Re: incremental with gnutar bogusly dumping old files
2007-09-27 12:09:08
John E Hein wrote at 09:43 -0600 on Sep 27, 2007:
> Dustin J. Mitchell wrote at 21:14 -0500 on Sep 26, 2007:
> > Just a guess -- is this a Linux machine that recently had hardware
> > added/removed?
>
> linux, no - freebsd. devno changes? I don't think so. There was a
> raid disk replacement. But that's a hidden device behind an LSI
> Megaraid controller that exports the raid as a scsi device.
>
> > If so, the device numbers may have changed for that partition, leading
> > tar to think that all files have been changed. Gene Heskett chased
> > down such a bug several months ago.
>
> I'll check for devno changes on the scsi device.
This sounds like the most likely explanation, but I can't verify.
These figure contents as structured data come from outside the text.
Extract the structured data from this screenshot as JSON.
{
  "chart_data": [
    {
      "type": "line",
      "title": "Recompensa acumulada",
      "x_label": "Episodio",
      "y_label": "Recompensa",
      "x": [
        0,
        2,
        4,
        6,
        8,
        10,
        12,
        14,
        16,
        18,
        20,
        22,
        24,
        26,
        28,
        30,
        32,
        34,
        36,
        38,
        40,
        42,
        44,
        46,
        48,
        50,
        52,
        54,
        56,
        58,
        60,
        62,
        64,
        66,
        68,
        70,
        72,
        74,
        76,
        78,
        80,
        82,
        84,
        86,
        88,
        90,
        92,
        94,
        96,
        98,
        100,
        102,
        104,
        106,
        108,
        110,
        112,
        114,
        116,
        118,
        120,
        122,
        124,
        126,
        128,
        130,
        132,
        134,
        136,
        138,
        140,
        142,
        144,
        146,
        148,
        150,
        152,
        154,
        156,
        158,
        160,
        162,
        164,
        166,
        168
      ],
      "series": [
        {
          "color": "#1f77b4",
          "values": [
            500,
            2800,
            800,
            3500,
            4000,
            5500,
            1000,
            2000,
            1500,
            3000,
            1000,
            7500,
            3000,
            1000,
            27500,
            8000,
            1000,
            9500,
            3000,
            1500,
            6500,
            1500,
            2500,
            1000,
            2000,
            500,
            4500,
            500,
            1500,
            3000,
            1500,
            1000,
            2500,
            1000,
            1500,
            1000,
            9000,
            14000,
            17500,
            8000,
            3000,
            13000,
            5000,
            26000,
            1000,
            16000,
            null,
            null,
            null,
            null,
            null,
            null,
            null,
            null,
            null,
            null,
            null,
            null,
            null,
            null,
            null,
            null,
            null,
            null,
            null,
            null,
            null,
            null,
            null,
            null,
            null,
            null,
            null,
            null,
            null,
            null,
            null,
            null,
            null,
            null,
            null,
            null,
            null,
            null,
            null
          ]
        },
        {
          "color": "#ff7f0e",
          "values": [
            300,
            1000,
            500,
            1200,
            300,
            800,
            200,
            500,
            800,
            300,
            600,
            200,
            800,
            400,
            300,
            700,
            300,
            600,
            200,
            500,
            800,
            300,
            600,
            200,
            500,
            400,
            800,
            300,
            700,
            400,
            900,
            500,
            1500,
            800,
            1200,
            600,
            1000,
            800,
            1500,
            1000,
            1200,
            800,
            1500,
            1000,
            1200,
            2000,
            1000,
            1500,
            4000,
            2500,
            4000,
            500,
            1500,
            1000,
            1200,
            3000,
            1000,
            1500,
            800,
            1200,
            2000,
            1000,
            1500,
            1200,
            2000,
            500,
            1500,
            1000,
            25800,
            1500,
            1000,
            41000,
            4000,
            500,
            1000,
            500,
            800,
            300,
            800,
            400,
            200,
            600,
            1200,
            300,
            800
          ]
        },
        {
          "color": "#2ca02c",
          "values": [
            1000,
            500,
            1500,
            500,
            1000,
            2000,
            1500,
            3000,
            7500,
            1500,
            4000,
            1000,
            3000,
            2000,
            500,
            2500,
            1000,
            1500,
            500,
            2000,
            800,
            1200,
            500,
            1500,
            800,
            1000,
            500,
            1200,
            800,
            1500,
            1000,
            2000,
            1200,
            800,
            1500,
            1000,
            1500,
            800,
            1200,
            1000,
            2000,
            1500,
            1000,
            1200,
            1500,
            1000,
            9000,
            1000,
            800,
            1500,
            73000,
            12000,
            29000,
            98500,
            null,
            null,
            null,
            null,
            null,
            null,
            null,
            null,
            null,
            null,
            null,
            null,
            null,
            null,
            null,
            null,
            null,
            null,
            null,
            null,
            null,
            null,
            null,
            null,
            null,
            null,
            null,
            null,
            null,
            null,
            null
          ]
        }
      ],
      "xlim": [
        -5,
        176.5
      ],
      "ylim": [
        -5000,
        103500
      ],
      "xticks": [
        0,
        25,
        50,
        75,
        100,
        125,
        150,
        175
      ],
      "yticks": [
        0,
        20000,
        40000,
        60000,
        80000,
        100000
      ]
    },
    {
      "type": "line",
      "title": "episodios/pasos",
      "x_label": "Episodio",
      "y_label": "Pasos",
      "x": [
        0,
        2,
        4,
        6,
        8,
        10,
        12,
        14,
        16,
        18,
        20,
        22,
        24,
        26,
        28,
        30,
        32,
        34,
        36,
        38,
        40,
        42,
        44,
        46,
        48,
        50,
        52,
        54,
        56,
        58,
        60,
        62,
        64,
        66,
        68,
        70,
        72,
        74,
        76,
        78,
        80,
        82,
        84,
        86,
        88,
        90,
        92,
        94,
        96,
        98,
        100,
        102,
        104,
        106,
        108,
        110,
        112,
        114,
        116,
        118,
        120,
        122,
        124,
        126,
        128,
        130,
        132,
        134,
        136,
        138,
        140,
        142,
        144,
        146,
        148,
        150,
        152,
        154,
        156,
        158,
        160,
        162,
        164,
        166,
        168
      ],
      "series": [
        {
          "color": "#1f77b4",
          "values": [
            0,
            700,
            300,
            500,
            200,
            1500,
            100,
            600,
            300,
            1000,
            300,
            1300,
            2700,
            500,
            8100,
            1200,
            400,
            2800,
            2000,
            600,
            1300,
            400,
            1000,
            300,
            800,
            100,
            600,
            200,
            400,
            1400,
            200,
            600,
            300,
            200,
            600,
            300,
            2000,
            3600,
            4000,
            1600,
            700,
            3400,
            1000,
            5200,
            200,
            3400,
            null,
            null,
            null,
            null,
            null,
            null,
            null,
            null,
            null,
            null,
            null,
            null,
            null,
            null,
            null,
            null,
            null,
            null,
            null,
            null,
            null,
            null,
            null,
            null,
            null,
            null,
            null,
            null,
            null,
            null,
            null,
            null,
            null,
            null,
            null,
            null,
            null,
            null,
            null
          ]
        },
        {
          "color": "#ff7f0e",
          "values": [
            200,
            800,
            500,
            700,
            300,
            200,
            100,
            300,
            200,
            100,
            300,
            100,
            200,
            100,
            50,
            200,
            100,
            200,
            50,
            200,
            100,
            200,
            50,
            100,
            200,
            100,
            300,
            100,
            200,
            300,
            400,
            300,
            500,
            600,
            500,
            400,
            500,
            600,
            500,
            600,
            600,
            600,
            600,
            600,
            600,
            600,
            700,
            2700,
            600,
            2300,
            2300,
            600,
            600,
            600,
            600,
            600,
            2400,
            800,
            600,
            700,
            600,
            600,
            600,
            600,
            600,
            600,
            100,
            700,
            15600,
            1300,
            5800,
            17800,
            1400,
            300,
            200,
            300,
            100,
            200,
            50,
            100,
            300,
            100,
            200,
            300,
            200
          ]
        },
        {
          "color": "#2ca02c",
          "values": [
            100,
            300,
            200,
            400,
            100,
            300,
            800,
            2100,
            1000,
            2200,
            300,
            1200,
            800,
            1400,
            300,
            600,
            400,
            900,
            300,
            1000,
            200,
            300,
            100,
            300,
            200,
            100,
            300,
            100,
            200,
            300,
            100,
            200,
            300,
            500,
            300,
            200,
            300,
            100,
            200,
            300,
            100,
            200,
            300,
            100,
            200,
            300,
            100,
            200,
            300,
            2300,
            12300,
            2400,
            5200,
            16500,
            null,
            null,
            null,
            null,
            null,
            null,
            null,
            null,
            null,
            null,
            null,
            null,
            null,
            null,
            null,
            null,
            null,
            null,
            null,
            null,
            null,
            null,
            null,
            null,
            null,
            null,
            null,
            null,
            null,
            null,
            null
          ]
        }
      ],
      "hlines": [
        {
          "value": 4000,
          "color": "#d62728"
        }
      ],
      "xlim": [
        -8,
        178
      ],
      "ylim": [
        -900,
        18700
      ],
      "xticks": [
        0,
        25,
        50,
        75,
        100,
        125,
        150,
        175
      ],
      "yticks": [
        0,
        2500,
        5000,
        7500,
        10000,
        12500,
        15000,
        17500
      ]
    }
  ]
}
I can't think of any way to see if they changed - I don't have a
record of what they were before. Is there a way to look in the
gnutar-list files and see? I suppose I will extract the tar files
off tape and extract devno from the archive (howto hints for getting
the devno from tar archives welcome).
This is FreeBSD 6 which does have devfs, so it's entirely possible,
but other than the invisible behind-the-raid-controller disk change,
nothing else changed. PCI devs should have enumerated the same -
nothing was moved around in the slots.
Next time I do something like this, I'll check before/after listings
of /dev.
Now... let's say the devno did change, and I noticed and know what it
is before and after. What's the best way to avoid the inevitable
incremental dump of everything? I don't see a way to tell gnutar to
ignore the devno. Is there one? If so, is there a better way?